Chinese think tanker on Japanese motives in South China Sea

Chen Xiangmiao 陈相秒 is an assistant research fellow at the China National Institute for South China Sea Studies 中国南海研究院, a government-funded think tank that “specializes in research on issues of the South China Sea,” and issues policy guidance papers. He has published an article on China-U.S. Focus that explains one Chinese view in policy-making circles about Japan’s interests in the South China Sea.

Although China’s territorial disagreements with Japan are in the East China Sea — most famously over whether an island group in waters between the two countries is the Japanese Senkakus 尖閣諸島 or the Chinese Diaoyu 钓鱼岛 — Japan also has interests in the South China Sea.

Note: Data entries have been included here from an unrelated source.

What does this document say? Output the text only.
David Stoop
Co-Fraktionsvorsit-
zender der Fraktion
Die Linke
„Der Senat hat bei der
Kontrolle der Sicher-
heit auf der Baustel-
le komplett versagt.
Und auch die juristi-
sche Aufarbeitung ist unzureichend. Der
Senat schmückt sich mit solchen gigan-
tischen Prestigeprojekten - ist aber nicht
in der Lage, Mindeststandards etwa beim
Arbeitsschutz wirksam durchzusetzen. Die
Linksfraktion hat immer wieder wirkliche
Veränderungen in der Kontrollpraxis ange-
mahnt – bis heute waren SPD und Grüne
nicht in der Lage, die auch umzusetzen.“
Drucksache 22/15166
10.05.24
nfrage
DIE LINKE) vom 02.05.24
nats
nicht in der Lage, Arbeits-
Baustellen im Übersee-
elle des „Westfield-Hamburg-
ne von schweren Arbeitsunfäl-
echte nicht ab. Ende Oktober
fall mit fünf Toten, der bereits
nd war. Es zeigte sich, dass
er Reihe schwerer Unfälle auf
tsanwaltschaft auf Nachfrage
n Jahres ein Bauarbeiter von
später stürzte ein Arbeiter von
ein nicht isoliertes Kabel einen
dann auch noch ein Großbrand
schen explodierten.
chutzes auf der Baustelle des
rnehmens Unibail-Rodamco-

Chen writes that Japan’s top concerns in the South China Sea are, in abbreviated form:

The sea is an important piece in Japan’s strategic game to contain China.
The sea is Japan’s “maritime lifeline” for resources and energy security.
The sea is a vital geopolitical arena for Japan in its pursuit of strategic expansion.

Chen’s analysis concludes that these concerns mean that “Japan’s interference in the South China Sea is likely to heat up in the foreseeable future,” and that “China and the ASEAN countries should watch out for Tokyo’s actions in the South China Sea and take anticipatory measures to protect the hard-earned détente in the region.”


United passenger removal video goes viral in China

The hashtag “United Airlines forcibly removes passenger from airplane” (#美联航强制乘客下机# měi liánháng qiángzhì chéngkè xiàjī) became the top trending topic on Chinese social media platform Weibo on Tuesday, with 480 million views and 223,000 comments as we finalize this newsletter. Video and photographs of the man being removed Monday from an overbooked flight by security officers at the Chicago O’Hare Airport were widely circulated. When news emerged that he was Chinese or Vietnamese, the online reaction in both China and Vietnam was swift.

On Weibo, one of the top threads was started by Chinese-born comedian Joe Wong, whose post says (in Chinese) that “many Chinese feel they are subject to discrimination but don’t speak out about it in order to save face, and this leads to the Western media and the public not taking discrimination against Asians seriously.”

Some found humor in the news: one sarcastic commenter wrote: “Let me tell you a joke: The U.S. is the world’s best country for human rights!” Another said, “You still haven’t settled the Ding Yizhen 丁义诊 affair, and now you do this!” The reference is to a scene from the hit anti-corruption TV show In the Name of the People in which the character Ding Yizhen, a corrupt mayor, boards a United flight to escape to the U.S. and orders champagne to “celebrate freedom.” A meme circulating now shows him celebrating simply for “not getting kicked off the plane.”